Abstracts

Patients with Increased Time in Low-risk States Have Improved Outcomes for Responsive Neurostimulation

Abstract number : 1.09
Submission category : 2. Translational Research / 2A. Human Studies
Year : 2022
Submission ID : 2204950
Source : www.aesnet.org
Presentation date : 12/3/2022 12:00:00 PM
Published date : Nov 22, 2022, 05:27 AM

Authors :
Daria Anderson, PhD – University of Utah; Chantel Charlebois, MS – University of Utah; Elliot Smith, PhD – University of Utah; Angela Peters, MD – University of Utah; Blake Newman, MD – University of Utah; Amir Arain, MD, MPH – University of Utah; Christopher Butson, PhD – University of Florida; John Rolston, MD, PhD – Brigham & Women’s Hospital

Rationale: Responsive neurostimulation (RNS) for treatment-resistant epilepsy applies therapeutic stimulation in response to ongoing seizures or aberrant electrical activity detected from intracranial electrodes. Prior studies have found that RNS patients with highly successful outcomes undergo functional network changes whereas poor responders do not. We hypothesize that the timing of stimulation, specifically stimulation during non-epileptic brain states, is critical in driving long-term changes to restore healthy brain networks. This work aims to quantify how stimulation timing relative to low- vs. high-risk periods—i.e., stimulation occurring during or outside of periods of repetitive detections referred to as long episodes— correlates to RNS outcomes.

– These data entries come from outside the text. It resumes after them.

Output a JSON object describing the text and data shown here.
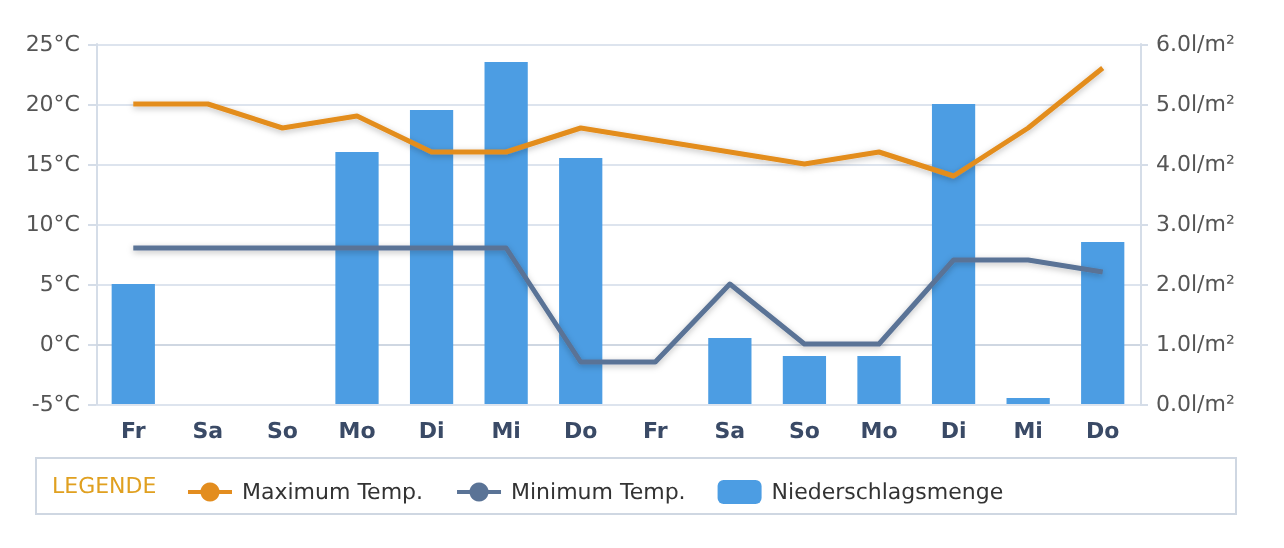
{
  "chart_data": {
    "type": "line",
    "categories": [
      "Fr",
      "Sa",
      "So",
      "Mo",
      "Di",
      "Mi",
      "Do",
      "Fr",
      "Sa",
      "So",
      "Mo",
      "Di",
      "Mi",
      "Do"
    ],
    "series": [
      {
        "name": "Maximum Temp.",
        "color": "#e38d1f",
        "values": [
          20,
          20,
          18,
          19,
          16,
          16,
          18,
          17,
          16,
          15,
          16,
          14,
          18,
          23
        ]
      },
      {
        "name": "Minimum Temp.",
        "color": "#5a7396",
        "values": [
          8,
          8,
          8,
          8,
          8,
          8,
          -1.5,
          -1.5,
          5,
          0,
          0,
          7,
          7,
          6
        ]
      },
      {
        "name": "Niederschlagsmenge",
        "type": "bar",
        "axis": "y2",
        "color": "#4c9de3",
        "values": [
          2.0,
          null,
          null,
          4.2,
          4.9,
          5.7,
          4.1,
          null,
          1.1,
          0.8,
          0.8,
          5.0,
          0.1,
          2.7
        ]
      }
    ],
    "ylim": [
      -5,
      25
    ],
    "yticks": [
      {
        "value": -5,
        "label": "-5°C"
      },
      {
        "value": 0,
        "label": "0°C"
      },
      {
        "value": 5,
        "label": "5°C"
      },
      {
        "value": 10,
        "label": "10°C"
      },
      {
        "value": 15,
        "label": "15°C"
      },
      {
        "value": 20,
        "label": "20°C"
      },
      {
        "value": 25,
        "label": "25°C"
      }
    ],
    "y2lim": [
      0,
      6
    ],
    "y2ticks": [
      {
        "value": 0,
        "label": "0.0l/m²"
      },
      {
        "value": 1,
        "label": "1.0l/m²"
      },
      {
        "value": 2,
        "label": "2.0l/m²"
      },
      {
        "value": 3,
        "label": "3.0l/m²"
      },
      {
        "value": 4,
        "label": "4.0l/m²"
      },
      {
        "value": 5,
        "label": "5.0l/m²"
      },
      {
        "value": 6,
        "label": "6.0l/m²"
      }
    ],
    "grid": "y",
    "legend": "bottom",
    "legend_title": "LEGENDE",
    "marker": "none"
  }
}
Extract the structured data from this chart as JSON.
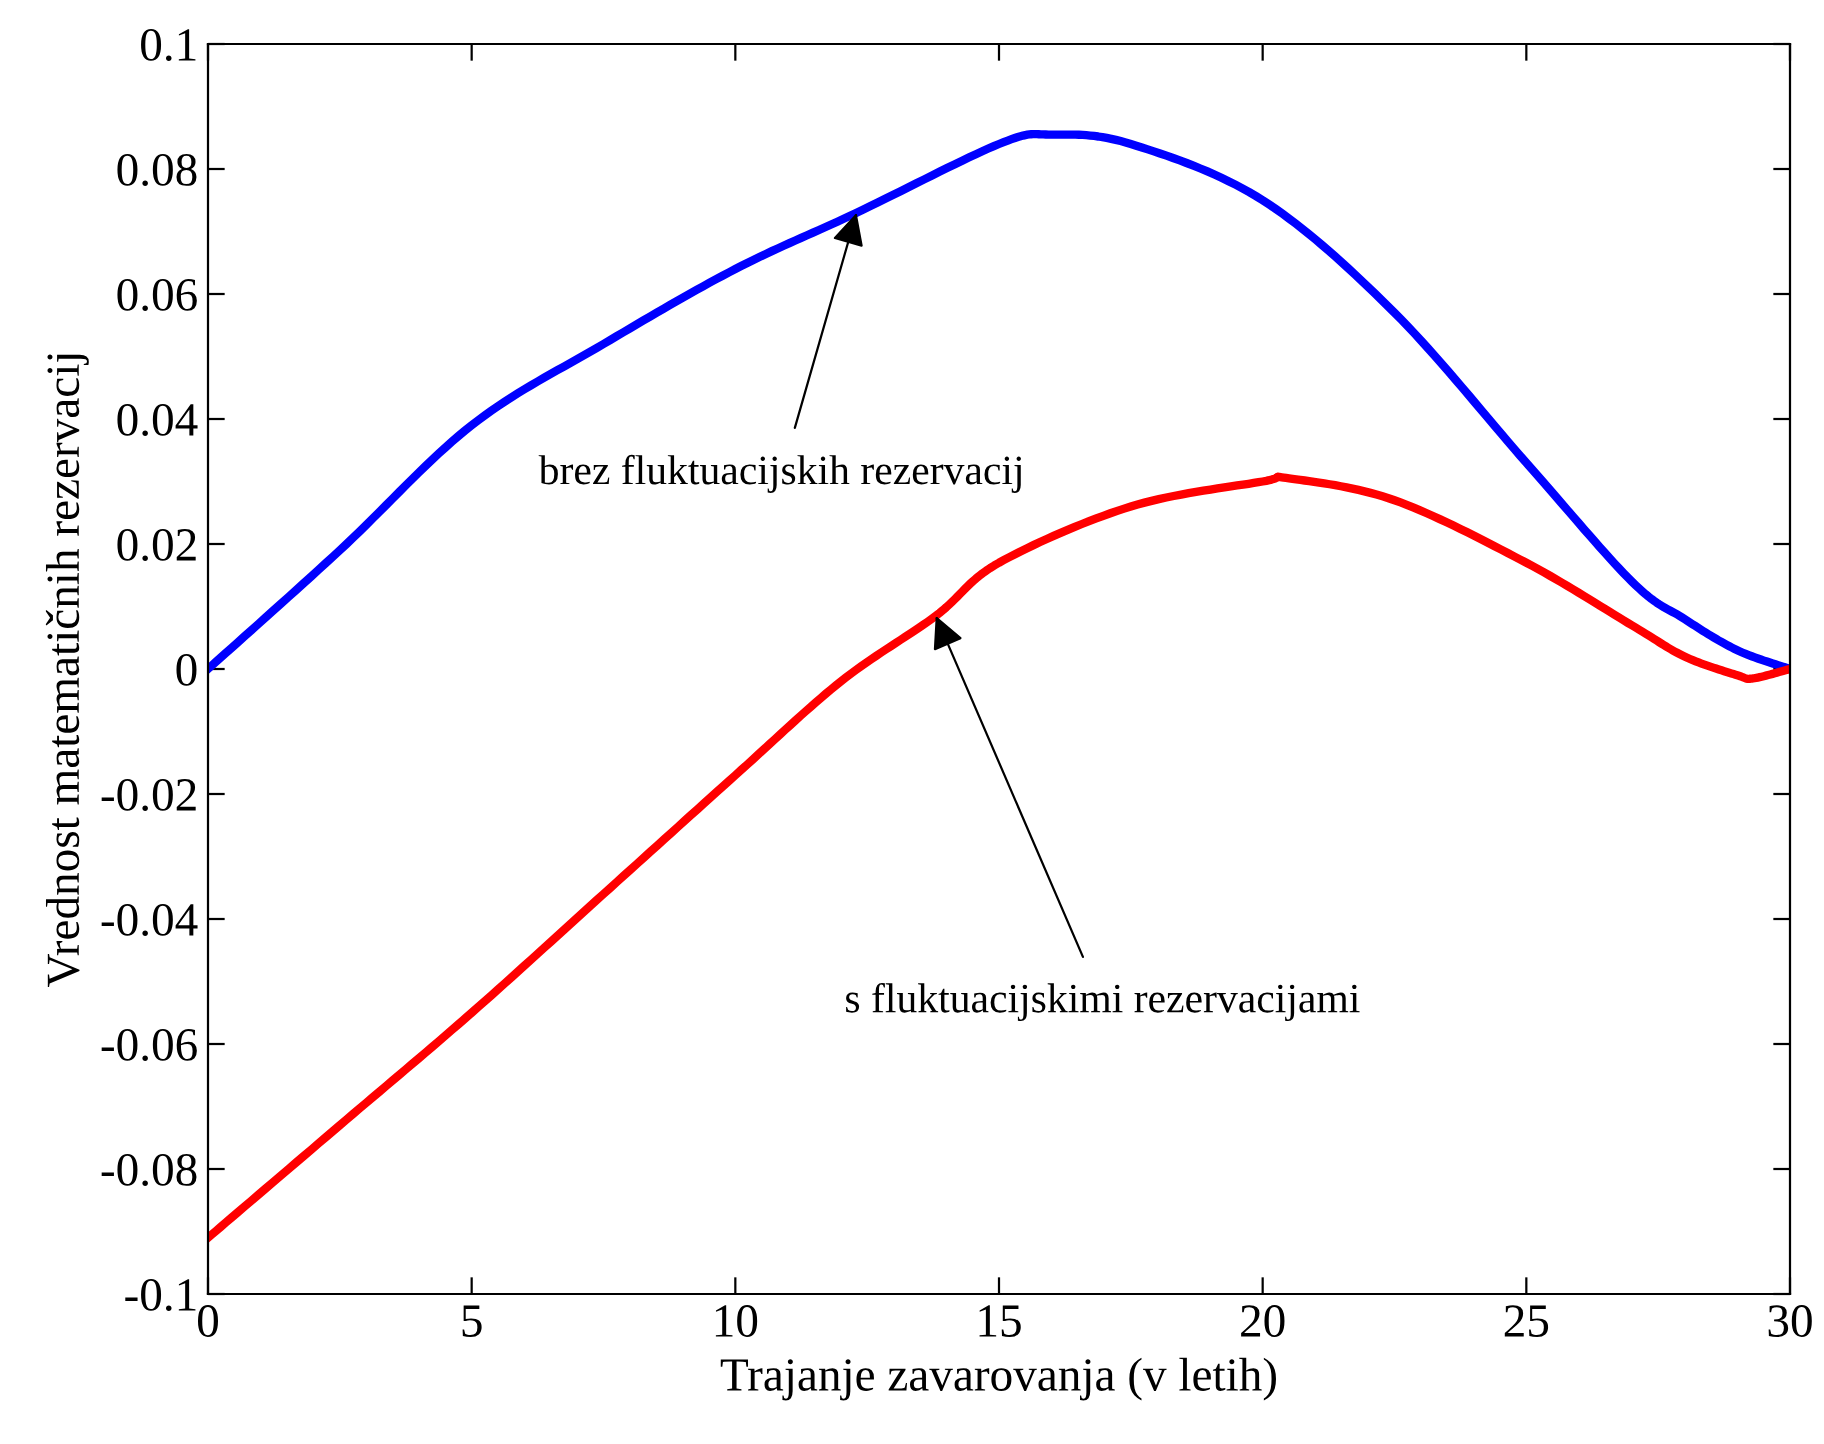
{
  "chart_data": {
    "type": "line",
    "xlabel": "Trajanje zavarovanja (v letih)",
    "ylabel": "Vrednost matematičnih rezervacij",
    "xlim": [
      0,
      30
    ],
    "ylim": [
      -0.1,
      0.1
    ],
    "xticks": [
      0,
      5,
      10,
      15,
      20,
      25,
      30
    ],
    "yticks": [
      -0.1,
      -0.08,
      -0.06,
      -0.04,
      -0.02,
      0,
      0.02,
      0.04,
      0.06,
      0.08,
      0.1
    ],
    "grid": false,
    "legend": false,
    "marker": "none",
    "line_style": "solid",
    "series": [
      {
        "color": "#0000ff",
        "x": [
          0,
          2.5,
          5,
          7.5,
          10,
          12.3,
          15,
          16,
          17.5,
          20,
          22.5,
          25,
          27,
          28,
          29,
          30
        ],
        "values": [
          0,
          0.019,
          0.039,
          0.052,
          0.064,
          0.073,
          0.084,
          0.0855,
          0.084,
          0.075,
          0.057,
          0.033,
          0.014,
          0.008,
          0.003,
          0
        ]
      },
      {
        "color": "#ff0000",
        "x": [
          0,
          2.5,
          5,
          7.5,
          10,
          12,
          13.8,
          15,
          17.5,
          20,
          20.5,
          22.5,
          25,
          27,
          28,
          29,
          29.3,
          30
        ],
        "values": [
          -0.091,
          -0.073,
          -0.055,
          -0.036,
          -0.017,
          -0.002,
          0.0085,
          0.017,
          0.026,
          0.03,
          0.0305,
          0.027,
          0.017,
          0.007,
          0.002,
          -0.001,
          -0.0015,
          0
        ]
      }
    ],
    "annotations": [
      {
        "text": "brez fluktuacijskih rezervacij",
        "x": 12.3,
        "y": 0.073
      },
      {
        "text": "s fluktuacijskimi rezervacijami",
        "x": 13.8,
        "y": 0.0085
      }
    ]
  }
}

Methods: This study aims to quantify the number of stimulation episodes and time spent in low-risk epochs in a cohort of 39 patients at the University of Utah treated with the RNS System. All clinical outcomes and monthly seizure frequency rates were taken by board-certified epileptologists using electronic medical records from follow-up visits. Patients were categorized into three groups based on their seizure reduction values: super responders (>90% reduction, n=10), intermediate responders (≥ 50% reduction and ≤ 90% reduction), n=17, and poor responders (< 50% reduction, n=12). Low-risk periods were defined as days which had fewer long episode counts than the monthly average using stimulation episode histogram data extracted from the RNS device.

Results: Super-responder patients spent more time in low-risk periods since stimulation onset (Pearson’s correlation: p< 0.001), and seizure reduction correlated with more frequent stimulation during low-risk periods compared with high-risk periods (Pearson’s correlation: p< 0.01). RNS therapy statistically reduced seizure rates with a median reduction of 67% (one sample t-test: p< 0.0001) after a median follow-up time of 819 days. Baseline seizure frequency, epilepsy duration, and age of the patient was not a statistical predictor of outcome (Wilcoxon signed-rank test: p=0.110; Pearson’s correlation: p=0.547, p=0.414).We found that for both super-responder and poor/intermediate responder cohorts, daily stimulation significantly increased over time (Pearson’s correlation: p< 0.0001, p< 0.0001), though daily stimulation did not correlate with seizure reduction for the first 90 days of therapy or since stimulation started (Wilcoxon signed-rank test: p=0.262, p=0.0899).